У Вани сдали нервы, и он выпалил:
— Когда мы пришли, тут уже так все и было!
На этот раз Святослав его услышал. Он медленно поднялся на ноги и оглянулся на них. Лицо его ничего не выражало, но глаза… глаза были подернуты мутной пеленой, они уставились на Сашу невидяще, бессмысленно и безжалостно. В затылок снова вонзилась сухая звонкая заноза, и Саша от неожиданности со свистом втянул сквозь зубы воздух. Ваня отчаянно навалился на дверцу, запершую его в шахте подъемника, но она даже не дрогнула. Платформа ведь уже поехала вверх, теперь дверь не откроется, предохранитель не позволит.
Если перемахнуть через перила и броситься к выходу… Позвать на помощь… Но Ваня останется здесь один, и так ли надежна окажется дверь, если к ней приложит свою медвежью силищу Святослав?
— Послушай, — сказал Саша дрогнувшим голосом. — Давай поговорим. Объясни… или, хочешь, сначала мы объясним?
Он сделал незаметное, как ему казалось, движение к перилам, но нечаянно задел висевший на них халат, тот соскользнул на пол… И Святослав, словно получив долгожданную отмашку флажком, вдруг в два прыжка оказался рядом. Саша ударился головой о дверь капсулы, огромная лапища Святослава сжимала ему горло, что-то отчаянно кричал Ваня. Хватка на шее чуть ослабла; вырваться Саша не смог, но немного воздуха проникло в его разрывающуюся от боли грудь. Затянутые пленкой глаза Святослава были совсем рядом, и только теперь, глядя в них, Саша понял: это не сон, не кошмар, не галлюцинация… это пришел его конец. Он попытался вдохнуть еще, и словно со стороны услышал собственный хрип, потом в ушах зашумело, а потом…
Ваня запел. Его пение доносилось как будто откуда-то издалека и звучало не громче, чем мяуканье котенка.
Песнь моя летит с мольбою
Тихо в час ночной…
Святослав дернулся, мертвящий взгляд его глаз оторвался от Саши, и вдруг сразу стало легче дышать. Он снова попытался освободиться, но тщетно.
В рощу легкою стопою
Ты приди, друг мой…
Боковым зрением Саша заметил, как что-то промелькнуло в воздухе. Он скосил глаза.
Колыхаясь и трепеща, переливаясь всеми оттенками засахаренного вишневого варенья, по воздуху скользил его халат. Господи, Ваня, зачем?!
При луне шумят уныло
Листья в поздний час…
Халат повис над головой Святослава, словно в нерешительности, почти задевая его волосы рукавами.

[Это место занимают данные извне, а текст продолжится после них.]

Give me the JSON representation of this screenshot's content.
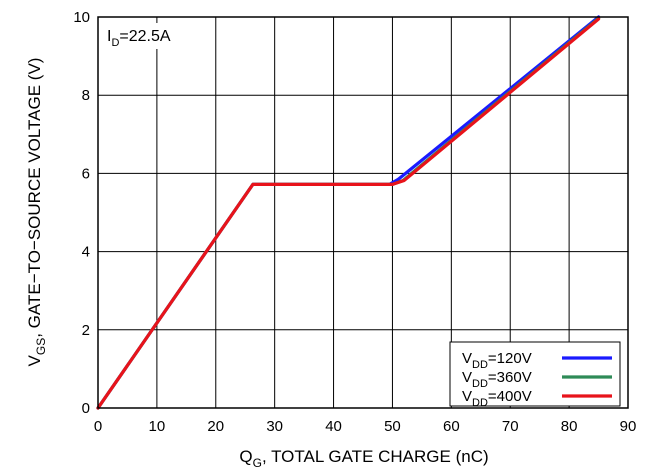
{
  "chart_data": {
    "type": "line",
    "xlabel": {
      "main": "Q",
      "sub": "G",
      "rest": ", TOTAL GATE CHARGE (nC)"
    },
    "ylabel": {
      "main": "V",
      "sub": "GS",
      "rest": ", GATE−TO−SOURCE VOLTAGE (V)"
    },
    "xlim": [
      0,
      90
    ],
    "ylim": [
      0,
      10
    ],
    "xticks": [
      "0",
      "10",
      "20",
      "30",
      "40",
      "50",
      "60",
      "70",
      "80",
      "90"
    ],
    "yticks": [
      "0",
      "2",
      "4",
      "6",
      "8",
      "10"
    ],
    "grid": true,
    "annotation": {
      "main": "I",
      "sub": "D",
      "rest": "=22.5A"
    },
    "legend_position": "bottom-right",
    "series": [
      {
        "name": {
          "main": "V",
          "sub": "DD",
          "rest": "=120V"
        },
        "color": "#1a1aff",
        "x": [
          0,
          26.3,
          49.5,
          51,
          85
        ],
        "y": [
          0,
          5.72,
          5.72,
          5.85,
          10
        ]
      },
      {
        "name": {
          "main": "V",
          "sub": "DD",
          "rest": "=360V"
        },
        "color": "#2e8b57",
        "x": [
          0,
          26.3,
          50,
          51.8,
          85
        ],
        "y": [
          0,
          5.72,
          5.72,
          5.82,
          9.97
        ]
      },
      {
        "name": {
          "main": "V",
          "sub": "DD",
          "rest": "=400V"
        },
        "color": "#e8131b",
        "x": [
          0,
          26.3,
          50,
          52,
          85
        ],
        "y": [
          0,
          5.72,
          5.72,
          5.82,
          9.95
        ]
      }
    ]
  }
}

Ванин голос источал мед и патоку.
И никто, о друг мой милый,
Не услышит нас…
Не услышит нас!
Халат вздулся парусом, призывно простер к Святославу рукава — и вдруг упал на него и закрутился жгутом вокруг шеи. Святослав выпустил Сашу и схватился теперь уже за собственное горло. Послышался треск разрываемой ткани, оторванный рукав полетел в сторону, Святослав потерял равновесие, инстинктивно взмахнул руками и повалился с лестницы на пол, увлекая за собой Сашу. Хрустнули перила, потом хрустнуло что-то еще, перед глазами взметнулся сноп золотистых точек… и наступила темнота.